I could spend a while listing the benefits of this, but there are some minuses that come with it too. One of the biggest negatives is that all critical data is stored in one place and you will have to really make sure that the security measures in place are enough to really protect the data. Another minus is that, although access to the contour is limited to a set number of systems and requests, the requests come from automated systems and are impossible to track.
For example, an employee is using a new client support system which needs information about a customer’s order. The order data is in the CRM, but instead of asking the CRM which is authorized to receive the data from the contour, it decides to use another system (let’s call it an interface for a CRM) that was deployed in just half a day without really thinking it through because it was an unwanted distraction from core work. The interface is authorized in the CRM via a system account login for anyone that works with it. As a result, all requests will be logged in the CRM under this one system user, and all of the contour logs will be from the CRM itself. The end result here is that we have no idea what personal data was passed to the CRM, nor any idea if the data has been passed on further to a place out of our control and where it could remain.

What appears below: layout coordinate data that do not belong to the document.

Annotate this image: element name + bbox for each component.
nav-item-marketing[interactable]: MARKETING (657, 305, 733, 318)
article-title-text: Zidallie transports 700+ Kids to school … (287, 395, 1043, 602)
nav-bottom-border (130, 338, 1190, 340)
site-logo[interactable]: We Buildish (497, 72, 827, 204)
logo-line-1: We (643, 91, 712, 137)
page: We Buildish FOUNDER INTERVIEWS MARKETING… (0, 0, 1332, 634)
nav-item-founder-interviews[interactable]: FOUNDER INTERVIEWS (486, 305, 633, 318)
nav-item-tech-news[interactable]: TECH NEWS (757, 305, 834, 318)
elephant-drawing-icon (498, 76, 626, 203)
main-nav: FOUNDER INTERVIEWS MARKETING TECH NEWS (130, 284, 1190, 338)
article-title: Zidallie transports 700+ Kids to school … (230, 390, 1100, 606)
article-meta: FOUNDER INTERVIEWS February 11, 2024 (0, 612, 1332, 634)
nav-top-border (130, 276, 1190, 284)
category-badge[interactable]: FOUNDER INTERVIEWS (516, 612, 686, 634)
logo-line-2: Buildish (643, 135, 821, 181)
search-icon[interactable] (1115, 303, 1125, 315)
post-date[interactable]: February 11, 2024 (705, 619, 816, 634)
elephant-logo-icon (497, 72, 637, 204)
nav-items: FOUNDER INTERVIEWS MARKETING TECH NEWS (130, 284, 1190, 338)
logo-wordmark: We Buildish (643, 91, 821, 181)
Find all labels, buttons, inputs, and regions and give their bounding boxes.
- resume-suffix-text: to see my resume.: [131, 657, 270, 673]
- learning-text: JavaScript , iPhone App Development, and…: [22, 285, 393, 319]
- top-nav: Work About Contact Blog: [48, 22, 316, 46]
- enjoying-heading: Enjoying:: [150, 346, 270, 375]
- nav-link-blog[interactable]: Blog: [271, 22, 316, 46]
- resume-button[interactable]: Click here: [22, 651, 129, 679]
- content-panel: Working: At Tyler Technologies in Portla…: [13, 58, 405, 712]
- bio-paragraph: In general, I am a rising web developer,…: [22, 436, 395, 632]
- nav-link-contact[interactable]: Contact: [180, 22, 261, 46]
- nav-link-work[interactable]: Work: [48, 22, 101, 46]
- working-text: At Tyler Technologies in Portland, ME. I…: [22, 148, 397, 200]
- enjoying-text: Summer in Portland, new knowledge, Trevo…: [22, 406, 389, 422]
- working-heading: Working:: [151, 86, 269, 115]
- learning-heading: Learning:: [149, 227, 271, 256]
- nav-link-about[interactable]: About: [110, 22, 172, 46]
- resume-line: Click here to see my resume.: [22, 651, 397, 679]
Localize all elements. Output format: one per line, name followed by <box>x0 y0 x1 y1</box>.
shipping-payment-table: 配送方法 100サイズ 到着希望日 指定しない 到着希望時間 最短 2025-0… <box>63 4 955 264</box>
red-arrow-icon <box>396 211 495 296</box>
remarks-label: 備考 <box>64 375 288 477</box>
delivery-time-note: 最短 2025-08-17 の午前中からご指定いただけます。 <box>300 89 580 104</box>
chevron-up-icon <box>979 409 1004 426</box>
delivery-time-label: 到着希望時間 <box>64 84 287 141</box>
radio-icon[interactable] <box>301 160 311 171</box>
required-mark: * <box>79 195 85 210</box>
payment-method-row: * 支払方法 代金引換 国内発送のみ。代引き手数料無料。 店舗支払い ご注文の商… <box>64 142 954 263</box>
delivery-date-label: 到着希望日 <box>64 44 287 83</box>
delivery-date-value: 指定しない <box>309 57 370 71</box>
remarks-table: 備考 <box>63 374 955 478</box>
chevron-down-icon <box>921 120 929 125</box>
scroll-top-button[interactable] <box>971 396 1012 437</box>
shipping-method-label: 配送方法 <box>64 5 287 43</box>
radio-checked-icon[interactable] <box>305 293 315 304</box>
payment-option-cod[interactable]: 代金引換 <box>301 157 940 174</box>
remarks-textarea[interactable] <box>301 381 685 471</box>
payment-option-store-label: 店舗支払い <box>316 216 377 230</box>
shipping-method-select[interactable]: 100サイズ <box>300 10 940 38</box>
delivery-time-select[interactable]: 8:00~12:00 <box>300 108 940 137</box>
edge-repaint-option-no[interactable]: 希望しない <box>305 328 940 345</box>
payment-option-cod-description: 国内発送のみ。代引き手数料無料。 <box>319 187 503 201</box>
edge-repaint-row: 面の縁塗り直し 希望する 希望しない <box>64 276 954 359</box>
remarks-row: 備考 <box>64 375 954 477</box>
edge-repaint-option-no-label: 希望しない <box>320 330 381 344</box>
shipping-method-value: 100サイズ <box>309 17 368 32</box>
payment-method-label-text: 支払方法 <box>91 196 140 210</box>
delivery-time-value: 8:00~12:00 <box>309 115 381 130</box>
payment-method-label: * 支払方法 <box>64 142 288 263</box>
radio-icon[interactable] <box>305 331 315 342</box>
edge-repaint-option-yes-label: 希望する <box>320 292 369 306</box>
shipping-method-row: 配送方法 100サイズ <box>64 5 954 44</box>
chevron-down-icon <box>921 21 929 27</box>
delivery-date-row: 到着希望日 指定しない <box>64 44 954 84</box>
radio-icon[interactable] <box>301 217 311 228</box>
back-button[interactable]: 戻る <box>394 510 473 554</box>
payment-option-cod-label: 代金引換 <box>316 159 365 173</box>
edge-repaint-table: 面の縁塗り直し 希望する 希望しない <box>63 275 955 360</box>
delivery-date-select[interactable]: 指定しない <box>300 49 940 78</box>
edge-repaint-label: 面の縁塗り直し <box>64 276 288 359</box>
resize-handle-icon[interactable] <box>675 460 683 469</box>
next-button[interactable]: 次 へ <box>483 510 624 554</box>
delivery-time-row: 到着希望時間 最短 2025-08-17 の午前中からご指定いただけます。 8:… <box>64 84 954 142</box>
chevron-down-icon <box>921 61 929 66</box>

To avoid this kind of situation, you have to either know exactly what and where things are developed and react to the changes on time, or you need to set the default to allowing only direct requests to the contour (without any services that employ intermediaries). Moreover, some systems will need to be taught not to store data or operate data in different formats, like with a hash or masking the data. In general, this is a pretty big job and there are a few technical aspects to it.
10. Data deletion
The last - but certainly not least - requirement is for deleting personal data at the end of set time periods. There are a few a couple of ways to solve this:
- Completely delete the data (a real headache for the company)
- Anonymize the data so that analysts can make reports on historical data
It’s a headache to delete data because more often than not there will be certain connections in your architecture that aren’t set up for data to be deleted. i.e. client data that is deleted from the CRM isn’t automatically wiped from all of the databases it is connected to, or the analysts’ reports, workflow apps, excel files, etc.
The second option allows you to build the process and try to automate data deletion as much as possible. Conversely, if you have implemented the variant with a single contour for storage, you can collect and hold the personal data in one place to be deleted when you need.
Keeping these basic ten points in mind, you can take steps to improve your security architecture and increase the protection of your customers’ personal data.